Taiwan Stages ASW Drill



Taiwan Stages ASW Drill


Taiwan’s Ministry of National Defense revealed details May 29 of a secret anti-submarine exercise conducted as part of its annual Han Kuang (Han Glory) military exercises on May 14 off the coast of the southern port city of Kaohsiung. Information on the drill was embargoed and only the official Military News Agency was allowed to witness the exercise.

The exercise simulated a blockade of the Kaohsiung Port by two Chinese Kilo-class diesel submarines. Taiwan’s new Kidd-class destroyer Tsoying (DDG 1803) led a coordinated attack that included Grumman S-2T Tracker anti-submarine aircraft, Knox- and Perry-class frigates, with Air Force fighter aircraft providing cover.

Rear Adm. Tu Cheng-mo, deputy chief of the 124th fleet, commanded the Tsoying during the mission, said a Defense Ministry source. The exercise demonstrated that Taiwan’s military can break a submarine blockade by China, said the source.

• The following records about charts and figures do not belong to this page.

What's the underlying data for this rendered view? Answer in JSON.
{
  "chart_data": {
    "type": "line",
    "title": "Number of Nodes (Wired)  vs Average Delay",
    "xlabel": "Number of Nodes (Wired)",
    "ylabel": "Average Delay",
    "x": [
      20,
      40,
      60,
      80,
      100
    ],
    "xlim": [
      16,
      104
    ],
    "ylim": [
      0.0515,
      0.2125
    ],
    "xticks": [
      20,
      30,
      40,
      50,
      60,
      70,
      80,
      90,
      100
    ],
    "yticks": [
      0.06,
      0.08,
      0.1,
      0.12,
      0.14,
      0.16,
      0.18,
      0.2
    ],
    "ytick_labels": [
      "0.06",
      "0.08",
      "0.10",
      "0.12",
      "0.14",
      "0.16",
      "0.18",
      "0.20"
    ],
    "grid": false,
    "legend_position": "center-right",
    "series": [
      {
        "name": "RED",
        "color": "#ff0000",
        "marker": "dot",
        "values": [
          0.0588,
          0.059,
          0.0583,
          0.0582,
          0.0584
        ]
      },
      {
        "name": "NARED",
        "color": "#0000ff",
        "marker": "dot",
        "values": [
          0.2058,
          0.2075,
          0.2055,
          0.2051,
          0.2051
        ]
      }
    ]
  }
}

Taiwan has a variety of anti-submarine warfare (ASW) platforms and capabilities. The Navy’s 168th Squadron of eight Knox-class frigates serves as the service’s primary ASW vessels. These vessels are home-based at Suao as part of the East Coast Command.

Taiwan also has two squadrons of Sikorsky S-70 anti-submarine helicopters that make up the 701st “Thunder Hawk” and the 702nd “Magic Hawk” squadrons at Hualien. The Navy also has one squadron of MD-500 anti-sub helicopters assigned to the 501st Squadron at Kaohsiung.

Taiwan’s aging S-2T Trackers officially make up two squadrons based in Pingtung. However, sources have stated that the military can only maintain a few aircraft for air missions. One U.S. source stated that only four aircraft were operational at any given time.

Taiwan’s military has been pushing hard to acquire new Lockheed P-3C Orion maritime patrol aircraft first offered by the U.S. government in 2001. However, political bickering in the legislature between pro-unification and pro-independence members has stalled the budget for several years. Sources say that with elections in 2008 a new legislature will end the stalemate.